Preparation processes for fatty acid esters of short-chain alcohols starting from fats and oils of natural origin have been known for a long time. The fundamental process is described in U.S. Pat. Nos. 2,271,619 and 2,360,844 from 1939: the fat or oil is mixed with the short-chain aliphatic alcohol and an alkaline catalyst and the mixture is heated to about 80.degree. C. After a short period of time, the reaction mixture starts to separate into two layers, and the glycerol settles on the bottom of the vessel and can be removed from there. Excess alcohol is removed by distillation and the fatty acid ester formed is then distilled or, if appropriate, split up into fractions. This process has since been improved in many ways. A review of the current state is given in the paper in JAOCS, 61 (1984), page 343 et seq., in particular pages 344 to 346, also taking into consideration the continuous procedure which is usual today. The essential disadvantage of this transesterification process is also referred to there.
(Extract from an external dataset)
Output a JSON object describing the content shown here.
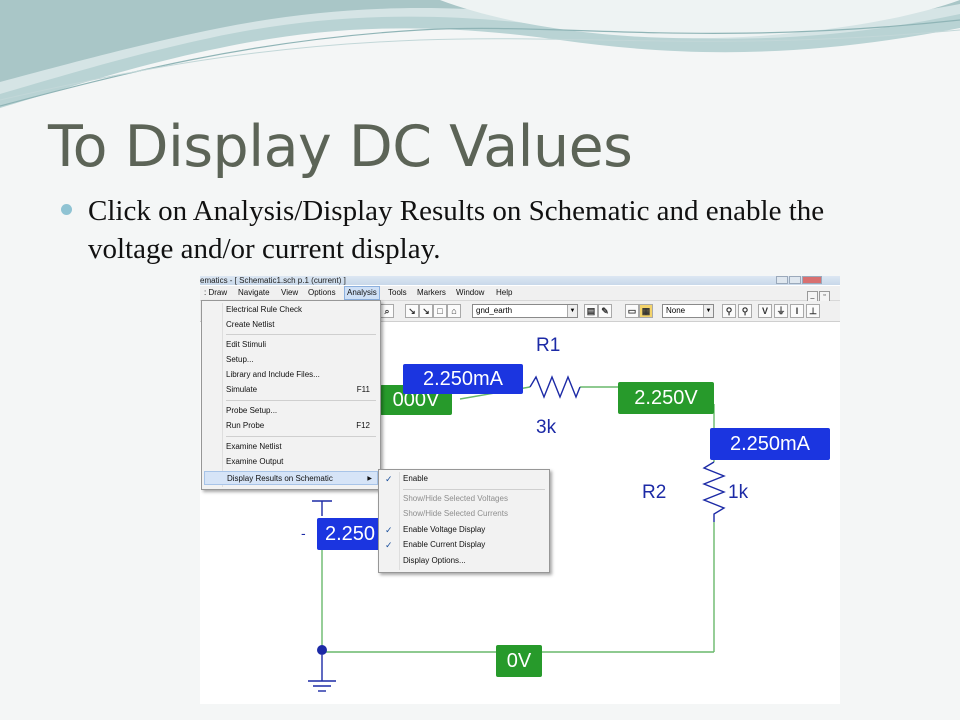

If the reaction is to proceed under mild reaction conditions (at 50.degree. to 70.degree. C. and approximately atmospheric pressure), it is absolutely necessary to remove the free fatty acids contained in the starting substance by preesterification or other measures. Only if the process is carried out under a high pressure at a high temperature, for example under 90 bar at 240.degree. C., and with a high excess of methanol can this prior removal of free fatty acids be dispensed with, so that in this case fats and oils which have not been deacidified can also be used.

The reason for this difficulty is probably that the soaps which form from free fatty acids with the alkaline catalyst have an emulsifying effect on the glycerol and thus impede or render impossible its removal from the fatty acid ester formed. However, since the separating out of the glycerol as a separate phase removes this reactant from the equilibrium and thus promotes the advance of the reaction, this process of incomplete separation or emulsification is highly undesirable both because the advance of the reaction is impeded and because the glycerol thereby becomes contaminated.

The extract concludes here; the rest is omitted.